At their meeting in a villa of the Nanshan Lijing Holiday Hotel, Mr Heywood and Ms Gu drank the whisky, sources concur.
Mr Heywood got drunk and became ill, whereupon Ms Gu phoned for Mr Zhang to come into the villa, the Post's source says.
"When Zhang entered, Heywood, who had fallen down, vomited, soiling Zhang's shirt, and then Heywood asked for water," the source says, quoting the prosecution.
"Zhang helped Heywood into bed, Gu poured the poison mixed with water into his mouth and they left."
In his version of the evidence presented to the court, Mr Zhao writes: "Neil Heywood, thrown up, barely conscious.
"Zhang Xiaojun entered the room, gave the bottle of poison to Gu Kailai, and helped Neil Heywood into bed from the toilet.
"As Neil Heywood asked for water, Gu Kailai fed him with the poison. Then she sprayed some drugs in the room so that people might think Neil Heywood was a drug trafficker."
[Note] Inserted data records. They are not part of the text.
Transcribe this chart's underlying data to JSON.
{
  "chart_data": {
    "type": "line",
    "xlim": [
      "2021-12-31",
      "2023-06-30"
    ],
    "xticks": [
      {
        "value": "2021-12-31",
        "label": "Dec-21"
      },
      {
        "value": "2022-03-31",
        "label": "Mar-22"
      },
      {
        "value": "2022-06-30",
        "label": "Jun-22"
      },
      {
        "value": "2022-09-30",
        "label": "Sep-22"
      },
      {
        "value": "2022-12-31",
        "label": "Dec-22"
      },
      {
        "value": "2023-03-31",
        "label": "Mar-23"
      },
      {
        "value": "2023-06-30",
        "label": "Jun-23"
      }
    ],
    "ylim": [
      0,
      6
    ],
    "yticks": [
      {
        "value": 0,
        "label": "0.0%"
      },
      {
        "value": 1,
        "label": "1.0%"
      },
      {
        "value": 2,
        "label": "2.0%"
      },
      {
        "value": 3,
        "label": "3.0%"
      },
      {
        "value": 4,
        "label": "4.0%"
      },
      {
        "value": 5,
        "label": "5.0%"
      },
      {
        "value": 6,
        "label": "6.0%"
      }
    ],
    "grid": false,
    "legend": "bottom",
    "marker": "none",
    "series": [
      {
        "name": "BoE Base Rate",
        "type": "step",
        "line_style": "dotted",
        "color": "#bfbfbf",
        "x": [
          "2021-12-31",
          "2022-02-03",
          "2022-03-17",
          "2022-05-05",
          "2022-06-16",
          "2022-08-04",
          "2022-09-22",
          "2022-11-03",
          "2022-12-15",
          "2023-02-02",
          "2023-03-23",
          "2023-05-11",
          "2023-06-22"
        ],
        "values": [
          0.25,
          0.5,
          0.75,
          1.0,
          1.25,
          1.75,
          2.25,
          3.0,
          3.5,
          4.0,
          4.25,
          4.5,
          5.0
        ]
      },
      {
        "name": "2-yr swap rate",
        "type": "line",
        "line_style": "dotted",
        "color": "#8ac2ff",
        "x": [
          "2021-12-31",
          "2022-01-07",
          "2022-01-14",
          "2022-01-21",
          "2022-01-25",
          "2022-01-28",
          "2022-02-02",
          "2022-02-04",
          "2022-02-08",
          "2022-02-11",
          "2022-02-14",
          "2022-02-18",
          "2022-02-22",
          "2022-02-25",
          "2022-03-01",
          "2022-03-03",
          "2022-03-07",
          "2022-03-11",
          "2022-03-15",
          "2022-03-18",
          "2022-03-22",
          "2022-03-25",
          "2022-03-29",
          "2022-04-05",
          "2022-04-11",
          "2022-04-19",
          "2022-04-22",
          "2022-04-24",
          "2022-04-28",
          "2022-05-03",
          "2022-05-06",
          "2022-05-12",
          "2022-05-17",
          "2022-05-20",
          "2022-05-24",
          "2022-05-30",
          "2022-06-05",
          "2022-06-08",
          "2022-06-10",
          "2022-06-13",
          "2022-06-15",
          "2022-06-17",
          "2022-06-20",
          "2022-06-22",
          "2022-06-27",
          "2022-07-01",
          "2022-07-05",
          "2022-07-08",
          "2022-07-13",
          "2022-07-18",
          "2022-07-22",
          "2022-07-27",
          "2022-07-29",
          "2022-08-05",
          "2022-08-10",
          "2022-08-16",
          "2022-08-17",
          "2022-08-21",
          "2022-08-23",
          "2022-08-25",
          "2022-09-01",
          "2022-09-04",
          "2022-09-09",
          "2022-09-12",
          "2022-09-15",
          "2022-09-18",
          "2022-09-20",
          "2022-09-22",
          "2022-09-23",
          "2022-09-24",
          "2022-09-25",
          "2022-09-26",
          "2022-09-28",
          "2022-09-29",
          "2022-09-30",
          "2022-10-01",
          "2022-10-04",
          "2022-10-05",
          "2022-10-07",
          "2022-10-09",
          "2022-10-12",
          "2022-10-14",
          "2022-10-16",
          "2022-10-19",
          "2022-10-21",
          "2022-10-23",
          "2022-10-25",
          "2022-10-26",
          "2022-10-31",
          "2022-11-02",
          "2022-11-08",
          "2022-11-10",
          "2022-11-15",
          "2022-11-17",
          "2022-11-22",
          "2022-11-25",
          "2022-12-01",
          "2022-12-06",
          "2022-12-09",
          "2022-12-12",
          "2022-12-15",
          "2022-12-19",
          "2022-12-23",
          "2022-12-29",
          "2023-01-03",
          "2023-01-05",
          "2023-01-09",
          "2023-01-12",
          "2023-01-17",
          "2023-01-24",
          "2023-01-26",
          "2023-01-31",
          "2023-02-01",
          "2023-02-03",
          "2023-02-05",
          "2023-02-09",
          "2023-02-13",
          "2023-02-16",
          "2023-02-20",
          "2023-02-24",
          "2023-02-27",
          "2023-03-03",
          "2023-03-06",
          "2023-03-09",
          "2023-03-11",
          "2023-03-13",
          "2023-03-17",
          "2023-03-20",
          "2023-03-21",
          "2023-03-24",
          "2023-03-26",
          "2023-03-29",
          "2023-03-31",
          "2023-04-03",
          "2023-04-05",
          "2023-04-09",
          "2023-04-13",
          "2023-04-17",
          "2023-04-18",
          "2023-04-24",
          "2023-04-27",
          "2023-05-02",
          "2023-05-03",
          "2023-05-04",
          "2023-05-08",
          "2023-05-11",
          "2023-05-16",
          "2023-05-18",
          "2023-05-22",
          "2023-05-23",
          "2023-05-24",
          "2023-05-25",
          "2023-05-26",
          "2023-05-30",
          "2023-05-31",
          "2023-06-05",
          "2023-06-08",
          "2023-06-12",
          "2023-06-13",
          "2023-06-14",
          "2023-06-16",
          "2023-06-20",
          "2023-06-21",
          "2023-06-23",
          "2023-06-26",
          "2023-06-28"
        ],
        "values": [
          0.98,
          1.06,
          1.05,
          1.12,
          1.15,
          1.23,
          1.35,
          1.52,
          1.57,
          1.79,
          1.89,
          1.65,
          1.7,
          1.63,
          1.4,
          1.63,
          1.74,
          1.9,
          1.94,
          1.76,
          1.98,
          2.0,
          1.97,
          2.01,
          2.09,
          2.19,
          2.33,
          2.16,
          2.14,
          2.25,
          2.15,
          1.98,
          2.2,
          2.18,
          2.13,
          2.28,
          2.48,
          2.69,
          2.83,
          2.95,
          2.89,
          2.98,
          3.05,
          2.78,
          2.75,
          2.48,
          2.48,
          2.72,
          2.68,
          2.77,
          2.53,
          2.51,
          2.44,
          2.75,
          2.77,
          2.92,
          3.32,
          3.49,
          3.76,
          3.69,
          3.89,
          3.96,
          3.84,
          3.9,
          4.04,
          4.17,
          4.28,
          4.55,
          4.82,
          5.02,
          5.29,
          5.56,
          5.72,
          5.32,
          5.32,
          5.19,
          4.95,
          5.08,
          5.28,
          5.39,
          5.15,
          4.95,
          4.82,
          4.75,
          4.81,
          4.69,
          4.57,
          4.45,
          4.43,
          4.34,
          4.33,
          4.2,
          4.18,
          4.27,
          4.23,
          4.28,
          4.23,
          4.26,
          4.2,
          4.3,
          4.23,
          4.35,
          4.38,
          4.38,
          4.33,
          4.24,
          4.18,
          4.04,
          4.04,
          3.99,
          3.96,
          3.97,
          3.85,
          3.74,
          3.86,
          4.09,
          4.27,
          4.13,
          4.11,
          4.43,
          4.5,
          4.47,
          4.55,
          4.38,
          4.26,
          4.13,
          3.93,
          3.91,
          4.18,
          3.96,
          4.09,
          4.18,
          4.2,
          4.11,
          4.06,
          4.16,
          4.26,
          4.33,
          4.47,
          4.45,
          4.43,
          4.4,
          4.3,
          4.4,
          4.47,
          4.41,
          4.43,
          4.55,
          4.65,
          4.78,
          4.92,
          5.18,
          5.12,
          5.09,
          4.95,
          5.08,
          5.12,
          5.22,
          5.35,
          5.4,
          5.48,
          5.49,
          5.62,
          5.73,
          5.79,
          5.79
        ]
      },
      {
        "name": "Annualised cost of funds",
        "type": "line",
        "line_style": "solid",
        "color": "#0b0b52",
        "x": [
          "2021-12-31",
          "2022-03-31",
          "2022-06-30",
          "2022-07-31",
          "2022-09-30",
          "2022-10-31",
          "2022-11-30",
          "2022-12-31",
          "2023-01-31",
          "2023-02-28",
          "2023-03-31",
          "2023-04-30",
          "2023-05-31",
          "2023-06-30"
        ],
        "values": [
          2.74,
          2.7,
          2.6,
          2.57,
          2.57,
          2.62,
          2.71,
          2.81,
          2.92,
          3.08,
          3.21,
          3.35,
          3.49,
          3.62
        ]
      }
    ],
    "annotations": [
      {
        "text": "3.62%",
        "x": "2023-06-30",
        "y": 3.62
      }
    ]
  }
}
When Ms Gu and Mr Zhang had established Mr Heywood no longer had a pulse, they left the room, hung a "do not disturb" sign and told [officials] at the hotel that he was drunk," Mr Zhao adds.
According to the court official who briefed reporters after the trial, both Ms Gu and Mr Zhang "did not raise objections to the accusations of intentional homicide".
Both Mr Zhao and the Washington Post's source say Ms Gu confessed to Mr Wang the day after the murder, 14 November.
The Chongqing police chief is said to have secretly recorded their conversation.
Mr Heywood's body was not discovered by hotel staff until 15 November, when they called the police, Mr Zhao records. The police chief, he writes, ordered forensic evidence to be gathered.
However, no action appears to have been taken against Ms Gu until April.
By that time Mr Wang had fallen out with Bo Xilai and had been arrested by Chinese security agents after contacting a US consulate in an apparent attempt to expose the cover-up of the murder.
Investigators initially concluded that Mr Heywood had died of a heart attack and no post-mortem examination was performed on his body, which was cremated.
However, blood samples were taken from his heart, the Post's courtroom observer quotes the prosecution as saying.
Police laboratories in Chongqing tested the blood twice for traces of poison but the results were negative, the prosecution reportedly said.
However, a scientist from China's ministry of public security told the trial he had tested the blood again in April and his analysis had confirmed the presence of poison, the Washington Post's source records.